Beyond the bar chart

When analyzing survey responses, it’s easy to stick to the familiar bar charts, pie charts, and line graphs. While those tools are great, there are other tools that you can use to delve deeper into your data for richer insights.

Let’s start with the following terms: mean, confidence interval at 95%, standard deviation, and standard error. These values are all calculated for single choice questions asked in a survey in QuestionPro. You’ll find them at the bottom of the charts for each question.

stats_bottomofchart

What does mean…mean?

The mean is the average value from a group of values. Basically, looking at the mean, you can infer that, on average, people responded with that value.

In the example below, the question had to do with what day people would be most likely to attend an event. Because most surveys ask respondents to answer using text-based values instead of numerical values, each answer option was assigned a number: Monday – 1, Tuesday – 2, Wednesday – 3, and so on, through Sunday – 7. This allows us to run calculations while still keeping text values available for our respondents. You’ll see below that the mean was about 5, which was assigned to the answer “Friday.” On average, then, people were most likely to attend a Friday event.

mean_event_day

How confident can I be?

The next value you’ll see is the confidence interval at 95%. This simply means that 95% of the time, we can be certain that respondents’ answers would fall in this range. Going back to the question about what day people would be most likely to attend an event, we see that 95% of the time, respondents’ answers fell between 4.8 and 5.6. When we relate that back to the value for each answer, that lines up to support the average answer of Friday.

What’s a standard deviation?

Here is where we get into a bit more statistical parlance. Standard deviation has to do with the distribution of answers received. Generally, answers to questions fall on what is referred to as a “normal distribution” curve, or a bell curve. Looking at this curve, we can infer that most answers would fall somewhat close to the average, or mean. The answers that fall on the edges are called outliers.

normal_both_tails_shaded_outside_twos

If you talk to a statistician, you may hear things like, “values within one standard deviation.” If the data gathered followed a normal distribution, or bell curve, this means that about 68% of the values are in this standard deviation. Two standard deviations account for about 95% of the answers. Three standard deviations account for about 99.7% of the answers. Anything outside of the three standard deviations is a definite outlier.

If a standard deviation value is small, it means that about 68% of the answers were really close to the mean, or average answer. If the standard deviation value is large, it means that the answers received were more spread out.

What’s a large or small standard deviation? Well, it depends on the question asked and the values recorded. For the question we’re investigating about event dates, we only had eight options. So, a standard deviation of 2.1 tells us that 68% of the answers to this question were between the values 3.1 and 7.2 (mean plus and minus that standard deviation value). When we look at the values for each answer option, that means about 68% of our responses were between Wednesday and Sunday. If that standard deviation had been smaller, then we could have inferred a time span closer to Friday (say, Thursday through Saturday).

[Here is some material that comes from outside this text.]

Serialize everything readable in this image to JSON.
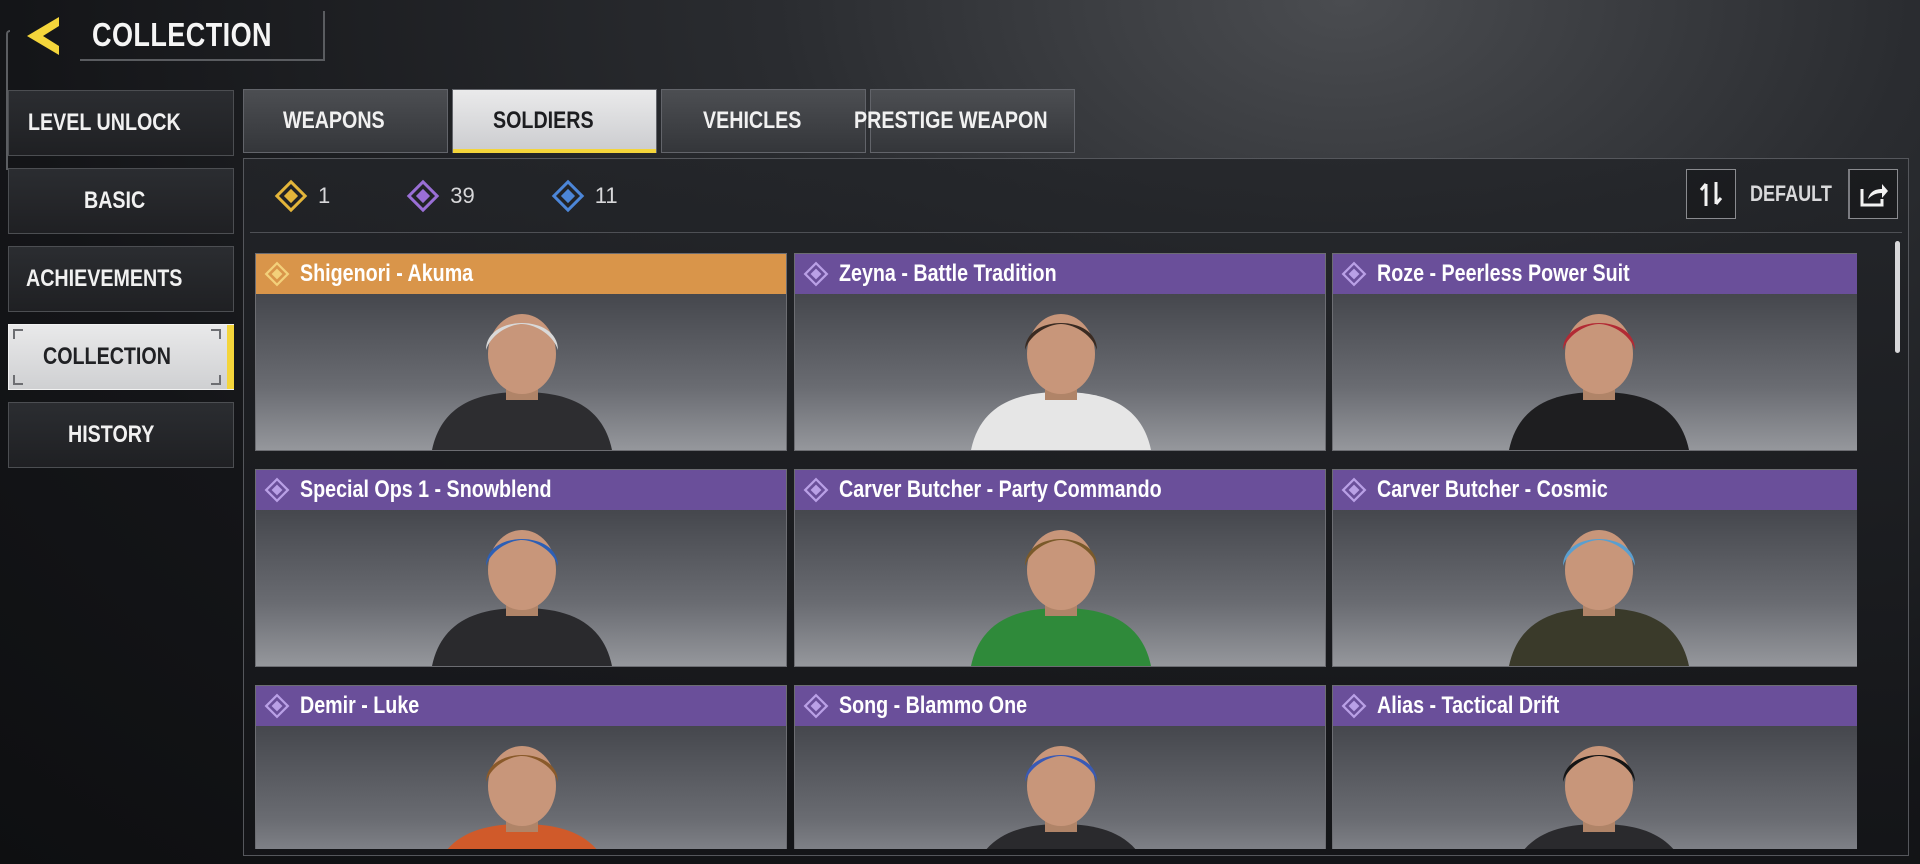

If we had asked a question with a 100-answer question set, a small standard deviation might be 5, while a large standard deviation might be 30.

For our example, we could say that the mean was plus-or-minus the standard deviation. With a standard deviation of 2.1, that’s about two days. So, we would say that our average response was Friday, plus-or-minus two days, which broadens the answers to Wednesday through Sunday. (Note: this shows that answers were pretty spread out!)

Standard Error

The standard error calculated by QuestionPro is the standard error of the mean. This value is a reflection of how accurate our data represents the population we’re studying, and, for those interested in the math behind it, is calculated by dividing the standard deviation by the square root of the sample size. A high standard error means we’re not representing the population very well. A low standard error means we’re representing the population better. The more responses you get to a survey, the more representation you’re getting for the population you’re studying, which, in turn, means the standard error will decrease. In statistical terms, standard error is the standard deviation of the sample mean from the population mean. In plainer terms, it’s how far off our mean that we calculated from the sample we studied is from the mean we would get if we were able to get the entire population to answer the survey. The trick here is that standard error does not deal with the individual values, only the mean.

In our example, the standard error was 0.2. Applied, we could say that the mean was 5.2 plus or minus 0.2. Our sample’s answer was within 0.2 of the population’s answer, if the entire target population for our study had answered the survey.

Summary

Hopefully, this gives you a bit more understanding of means, confidence intervals, standard deviations, and standard errors. The next time you read about or listen to statistics given about a study, pay attention and see if they use these terms!